Abstract this one step further by thinking about social media. Is something you wrote to a "friend" on Facebook any more or less real than face to face or by telephone or text? And what about something you tweeted or messaged to a total stranger that you may or may never hear from again? Is that any more or less real than the multiplicity of realities that percolate and evolve between your ears? The reality of your existence is what you determine is worthy of your time and your attention. Or, more tangibly, to what extent can you multitask between real life and the more ephemeral journeys in your mind.

Triathlete Identity Disorder

So before I start going down the road of Dissociative Identity Disorder, what road am I returning from and what does this have to do with swimming, biking and running? Well, absolutely nothing. And everything. Similarly it has nothing to do with the story of the Prodigal. Kinda sorta nothing...

I haven't made an entry to this blog since February 2013. And Before that December 2012. Before that I made quite regular entries enumerating triumphs and challenges in my endurance and triathlon reality.

Two Ironman Attempts and Two DNFs

A number of things happened between 2011 and 2013 that I have not written about at length. Obviously an infinite number of things happened. But specifically, in my athletic career, I faced the continuation of my first significant injury with Plantar Faciitis, I also lived through what can be best described as a near drowning at the St. George Ironman. Lastly, I faced the disappointment of quitting the Coeur d'Alene Ironman after finishing the 180km bike ride with serious cramps and having to painfully walk for 21km on the "run".

So that makes five attempts. Three successful ones at Ironman Canada, when it was still in Penticton, BC, yielded faster results and more focused, not necessarily more intense, training. But with return to training between 2011 and 2013 and the two US attempts, I found that I wasn't really "returning" to race form.  I was still away,  traveling along familiar training paths without committing to the new and more intense work that was required as I got older.

I was back, but not really. My mind was still on a journey somewhere that I have yet to define and understand. In many ways, I'm still on this journey, although nothing tangible has changed in front of my eyes. I have taken the high road and the road less traveled and used that killer comeback to the bully simultaneously.

Sisyphus and the Boulder

The Myth of Sisyphus has always helped guide me in my decisions. In part to not live the hubris demonstrated by the king, but more so in the lessons extrapolated by Albert Camus in his postmodernist work, The Myth of Sisyphus. How to live life in the face of the Absurd and in the absence of the absolute has always challenged, intrigued and motivated me. 

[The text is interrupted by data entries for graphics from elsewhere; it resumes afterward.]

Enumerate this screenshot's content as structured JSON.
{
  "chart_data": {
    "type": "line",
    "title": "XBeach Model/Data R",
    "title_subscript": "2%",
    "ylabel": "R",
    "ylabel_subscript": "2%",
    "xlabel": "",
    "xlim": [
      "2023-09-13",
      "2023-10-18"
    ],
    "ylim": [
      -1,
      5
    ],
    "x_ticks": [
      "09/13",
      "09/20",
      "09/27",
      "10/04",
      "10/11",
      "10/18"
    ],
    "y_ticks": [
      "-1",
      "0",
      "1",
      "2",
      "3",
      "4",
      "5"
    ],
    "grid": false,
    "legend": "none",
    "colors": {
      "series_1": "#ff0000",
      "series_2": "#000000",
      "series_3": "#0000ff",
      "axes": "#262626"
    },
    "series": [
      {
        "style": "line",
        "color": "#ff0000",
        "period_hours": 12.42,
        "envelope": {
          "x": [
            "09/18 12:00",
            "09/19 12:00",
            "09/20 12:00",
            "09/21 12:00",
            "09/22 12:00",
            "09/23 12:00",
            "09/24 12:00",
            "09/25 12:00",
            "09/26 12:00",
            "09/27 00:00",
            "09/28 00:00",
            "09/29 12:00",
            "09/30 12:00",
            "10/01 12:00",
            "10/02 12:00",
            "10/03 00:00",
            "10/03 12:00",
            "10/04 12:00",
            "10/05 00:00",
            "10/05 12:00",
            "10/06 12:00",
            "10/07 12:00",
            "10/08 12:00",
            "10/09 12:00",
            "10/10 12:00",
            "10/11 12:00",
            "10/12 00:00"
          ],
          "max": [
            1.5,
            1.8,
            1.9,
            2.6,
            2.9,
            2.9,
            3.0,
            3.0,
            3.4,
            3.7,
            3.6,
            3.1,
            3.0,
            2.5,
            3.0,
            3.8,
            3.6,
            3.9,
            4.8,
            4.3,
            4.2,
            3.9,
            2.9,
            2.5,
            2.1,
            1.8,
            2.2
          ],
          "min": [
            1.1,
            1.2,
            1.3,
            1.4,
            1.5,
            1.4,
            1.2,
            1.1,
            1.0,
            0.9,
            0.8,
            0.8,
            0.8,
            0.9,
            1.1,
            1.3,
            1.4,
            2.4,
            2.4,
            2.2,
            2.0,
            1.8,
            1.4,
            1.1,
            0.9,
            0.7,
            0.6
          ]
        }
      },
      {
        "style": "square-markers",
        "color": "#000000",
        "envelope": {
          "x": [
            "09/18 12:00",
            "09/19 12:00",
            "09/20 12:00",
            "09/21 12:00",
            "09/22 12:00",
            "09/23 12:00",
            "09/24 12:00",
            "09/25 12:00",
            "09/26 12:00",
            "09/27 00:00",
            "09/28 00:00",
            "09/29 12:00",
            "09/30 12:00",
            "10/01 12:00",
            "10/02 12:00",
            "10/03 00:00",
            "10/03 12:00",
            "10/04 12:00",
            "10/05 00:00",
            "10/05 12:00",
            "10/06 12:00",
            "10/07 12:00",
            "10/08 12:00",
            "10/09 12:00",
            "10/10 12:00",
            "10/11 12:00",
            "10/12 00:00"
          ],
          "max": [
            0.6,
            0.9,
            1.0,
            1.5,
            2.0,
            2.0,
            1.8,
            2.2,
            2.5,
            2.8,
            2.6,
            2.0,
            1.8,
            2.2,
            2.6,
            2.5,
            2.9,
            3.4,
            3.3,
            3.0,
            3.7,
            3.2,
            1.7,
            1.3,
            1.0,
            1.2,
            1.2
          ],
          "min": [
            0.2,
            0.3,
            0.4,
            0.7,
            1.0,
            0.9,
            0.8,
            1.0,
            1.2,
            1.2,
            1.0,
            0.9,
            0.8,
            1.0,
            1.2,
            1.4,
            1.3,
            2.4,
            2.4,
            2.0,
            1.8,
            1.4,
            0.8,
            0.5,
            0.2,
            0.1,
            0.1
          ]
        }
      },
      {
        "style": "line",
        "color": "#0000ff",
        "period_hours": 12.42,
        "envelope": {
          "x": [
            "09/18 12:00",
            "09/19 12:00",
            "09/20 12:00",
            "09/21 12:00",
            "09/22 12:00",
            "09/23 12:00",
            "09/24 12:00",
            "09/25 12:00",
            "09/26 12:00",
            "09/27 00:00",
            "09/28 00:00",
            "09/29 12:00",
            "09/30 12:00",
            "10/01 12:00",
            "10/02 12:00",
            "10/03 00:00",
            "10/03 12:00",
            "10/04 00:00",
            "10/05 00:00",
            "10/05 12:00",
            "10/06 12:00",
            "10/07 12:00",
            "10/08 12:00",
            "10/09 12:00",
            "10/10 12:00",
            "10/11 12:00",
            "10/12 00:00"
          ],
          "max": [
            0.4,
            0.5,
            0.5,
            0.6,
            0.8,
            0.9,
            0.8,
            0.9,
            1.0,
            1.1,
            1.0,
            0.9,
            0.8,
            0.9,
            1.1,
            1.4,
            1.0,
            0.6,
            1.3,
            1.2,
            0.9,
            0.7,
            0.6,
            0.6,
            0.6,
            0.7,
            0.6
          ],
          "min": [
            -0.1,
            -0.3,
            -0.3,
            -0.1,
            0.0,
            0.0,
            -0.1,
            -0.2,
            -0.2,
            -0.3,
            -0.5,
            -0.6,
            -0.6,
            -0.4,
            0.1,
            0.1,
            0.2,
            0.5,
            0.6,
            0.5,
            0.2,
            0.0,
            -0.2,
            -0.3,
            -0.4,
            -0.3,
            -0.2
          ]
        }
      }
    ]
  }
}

The hallmark of the myth is Sisyphus going through eternity having to push/roll a boulder up a hill only to have that boulder fall just before the summit.

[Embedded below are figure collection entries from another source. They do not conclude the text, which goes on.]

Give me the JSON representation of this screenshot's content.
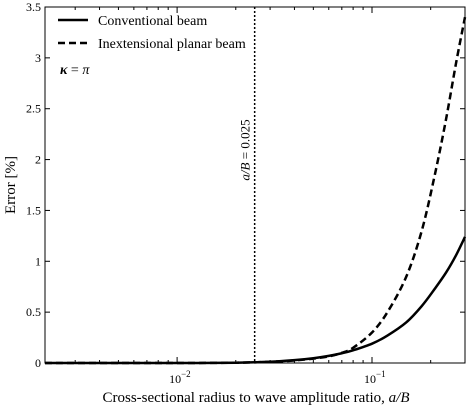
{
  "chart_data": {
    "type": "line",
    "title": "",
    "xlabel": "Cross-sectional radius to wave amplitude ratio, a/B",
    "ylabel": "Error [%]",
    "xscale": "log",
    "xlim": [
      0.0021,
      0.3
    ],
    "ylim": [
      0,
      3.5
    ],
    "yticks": [
      {
        "value": 0,
        "label": "0"
      },
      {
        "value": 0.5,
        "label": "0.5"
      },
      {
        "value": 1,
        "label": "1"
      },
      {
        "value": 1.5,
        "label": "1.5"
      },
      {
        "value": 2,
        "label": "2"
      },
      {
        "value": 2.5,
        "label": "2.5"
      },
      {
        "value": 3,
        "label": "3"
      },
      {
        "value": 3.5,
        "label": "3.5"
      }
    ],
    "xticks": [
      {
        "value": 0.01,
        "base": "10",
        "exp": "−2"
      },
      {
        "value": 0.1,
        "base": "10",
        "exp": "−1"
      }
    ],
    "grid": false,
    "legend_position": "top-left",
    "annotation": {
      "text": "κ = π",
      "symbol": "κ",
      "equals": " = ",
      "rhs": "π"
    },
    "reference_line": {
      "x": 0.025,
      "style": "dotted",
      "label_italic": "a/B",
      "label_rest": " = 0.025"
    },
    "series": [
      {
        "name": "Conventional beam",
        "style": "solid",
        "color": "#000000",
        "x": [
          0.0021,
          0.005,
          0.01,
          0.02,
          0.03,
          0.04,
          0.05,
          0.06,
          0.07,
          0.08,
          0.1,
          0.12,
          0.15,
          0.18,
          0.21,
          0.24,
          0.27,
          0.3
        ],
        "y": [
          0.0,
          0.0,
          0.0,
          0.003,
          0.012,
          0.028,
          0.047,
          0.07,
          0.096,
          0.125,
          0.19,
          0.27,
          0.4,
          0.56,
          0.73,
          0.89,
          1.06,
          1.24
        ]
      },
      {
        "name": "Inextensional planar beam",
        "style": "dashed",
        "color": "#000000",
        "x": [
          0.0021,
          0.005,
          0.01,
          0.02,
          0.03,
          0.04,
          0.05,
          0.06,
          0.07,
          0.08,
          0.1,
          0.12,
          0.15,
          0.18,
          0.21,
          0.24,
          0.27,
          0.3
        ],
        "y": [
          0.0,
          0.0,
          0.0,
          0.003,
          0.012,
          0.025,
          0.043,
          0.065,
          0.1,
          0.15,
          0.3,
          0.5,
          0.85,
          1.3,
          1.85,
          2.4,
          2.95,
          3.4
        ]
      }
    ]
  }
}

The past two Ironman attempts have very much felt like futile exercise.

One of my favorite elements of Milan Kundera's literary leitmotifs is that of life featuring and endless string of coincidences, that although meaningless in isolation can be tied together to lead to significant ends.

There are countless such coincidences in my life that I will explore here in the future. Including the ones that introduced me to the sport in the first place.

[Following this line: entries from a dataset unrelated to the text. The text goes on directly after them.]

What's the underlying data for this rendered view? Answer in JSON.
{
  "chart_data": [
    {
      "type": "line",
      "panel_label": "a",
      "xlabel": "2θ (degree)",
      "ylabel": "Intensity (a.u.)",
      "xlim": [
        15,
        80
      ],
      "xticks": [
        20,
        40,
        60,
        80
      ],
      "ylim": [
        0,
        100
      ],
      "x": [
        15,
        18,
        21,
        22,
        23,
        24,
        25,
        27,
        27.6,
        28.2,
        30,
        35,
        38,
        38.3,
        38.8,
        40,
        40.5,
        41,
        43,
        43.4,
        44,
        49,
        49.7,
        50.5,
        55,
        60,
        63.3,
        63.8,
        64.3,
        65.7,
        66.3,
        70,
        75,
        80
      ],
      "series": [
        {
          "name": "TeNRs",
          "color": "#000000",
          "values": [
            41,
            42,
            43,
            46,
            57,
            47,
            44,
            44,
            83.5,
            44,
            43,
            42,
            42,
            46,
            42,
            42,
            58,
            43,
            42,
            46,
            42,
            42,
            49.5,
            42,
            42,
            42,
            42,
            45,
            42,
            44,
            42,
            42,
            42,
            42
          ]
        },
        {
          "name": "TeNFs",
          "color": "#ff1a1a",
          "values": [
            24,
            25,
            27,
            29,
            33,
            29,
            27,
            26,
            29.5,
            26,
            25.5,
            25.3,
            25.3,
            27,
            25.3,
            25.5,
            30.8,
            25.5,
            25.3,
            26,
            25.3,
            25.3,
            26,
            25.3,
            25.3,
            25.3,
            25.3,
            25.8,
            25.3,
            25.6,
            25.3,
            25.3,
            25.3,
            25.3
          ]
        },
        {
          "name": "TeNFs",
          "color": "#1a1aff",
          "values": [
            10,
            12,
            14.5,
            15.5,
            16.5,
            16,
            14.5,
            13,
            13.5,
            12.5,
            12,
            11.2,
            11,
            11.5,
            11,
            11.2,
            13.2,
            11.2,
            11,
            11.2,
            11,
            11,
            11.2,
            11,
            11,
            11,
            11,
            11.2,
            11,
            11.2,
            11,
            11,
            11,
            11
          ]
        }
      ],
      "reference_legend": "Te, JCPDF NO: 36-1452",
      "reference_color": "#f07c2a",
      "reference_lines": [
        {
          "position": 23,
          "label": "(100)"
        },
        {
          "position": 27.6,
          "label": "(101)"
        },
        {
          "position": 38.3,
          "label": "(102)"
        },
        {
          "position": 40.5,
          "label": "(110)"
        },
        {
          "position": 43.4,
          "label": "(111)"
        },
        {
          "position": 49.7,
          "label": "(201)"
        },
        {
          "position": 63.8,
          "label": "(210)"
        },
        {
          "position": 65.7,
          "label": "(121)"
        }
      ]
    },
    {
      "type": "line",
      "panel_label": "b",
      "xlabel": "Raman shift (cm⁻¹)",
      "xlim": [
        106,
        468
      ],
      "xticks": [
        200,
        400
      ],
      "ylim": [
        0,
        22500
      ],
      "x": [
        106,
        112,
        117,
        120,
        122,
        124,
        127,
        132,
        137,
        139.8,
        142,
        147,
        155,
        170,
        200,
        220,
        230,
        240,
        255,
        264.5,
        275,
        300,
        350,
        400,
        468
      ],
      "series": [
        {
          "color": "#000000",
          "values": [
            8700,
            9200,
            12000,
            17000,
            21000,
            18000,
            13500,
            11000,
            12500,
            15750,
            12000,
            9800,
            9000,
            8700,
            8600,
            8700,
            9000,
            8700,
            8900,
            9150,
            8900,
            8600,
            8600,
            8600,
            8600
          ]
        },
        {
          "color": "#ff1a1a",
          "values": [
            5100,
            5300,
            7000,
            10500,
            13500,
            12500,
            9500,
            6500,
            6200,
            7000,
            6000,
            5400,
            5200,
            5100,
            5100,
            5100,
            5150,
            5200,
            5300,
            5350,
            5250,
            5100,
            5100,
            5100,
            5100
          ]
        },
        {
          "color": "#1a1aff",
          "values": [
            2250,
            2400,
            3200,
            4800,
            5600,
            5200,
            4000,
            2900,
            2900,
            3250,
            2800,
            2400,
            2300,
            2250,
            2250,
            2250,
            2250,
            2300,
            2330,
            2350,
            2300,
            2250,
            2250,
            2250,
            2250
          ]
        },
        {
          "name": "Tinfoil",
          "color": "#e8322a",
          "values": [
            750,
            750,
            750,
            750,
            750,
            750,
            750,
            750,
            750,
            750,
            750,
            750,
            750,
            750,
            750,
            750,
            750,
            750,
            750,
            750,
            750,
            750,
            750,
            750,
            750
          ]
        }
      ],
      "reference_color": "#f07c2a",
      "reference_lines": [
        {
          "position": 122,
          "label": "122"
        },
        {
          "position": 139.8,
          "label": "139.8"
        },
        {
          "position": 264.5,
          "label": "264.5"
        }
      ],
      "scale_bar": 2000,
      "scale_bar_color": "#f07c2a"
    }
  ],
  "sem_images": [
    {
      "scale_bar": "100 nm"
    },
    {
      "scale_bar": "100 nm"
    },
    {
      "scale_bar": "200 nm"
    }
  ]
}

But the one that stands out now relates to my return. My return to the sport; to extended family; and hopefully, to the success I had before 2011.

I will be attempting Ironman Boulder (Colorado) in August, 2014. The name of the location is not an overlooked irony. Nor is the fact that I have family and friends in Boulder. It is somewhat also salient to my prodigal theme that I have been away from Boulder for 33 years. My two visits there, while still a teenager were formative, memorable and still resonate in my consciousness.

Let this serve as the notice of the return of the prodigal. To training; to racing; to Ironman; and to Boulder.

Let this too serve as a return of this prodigal to the craft of writing and creation that has too long eluded me.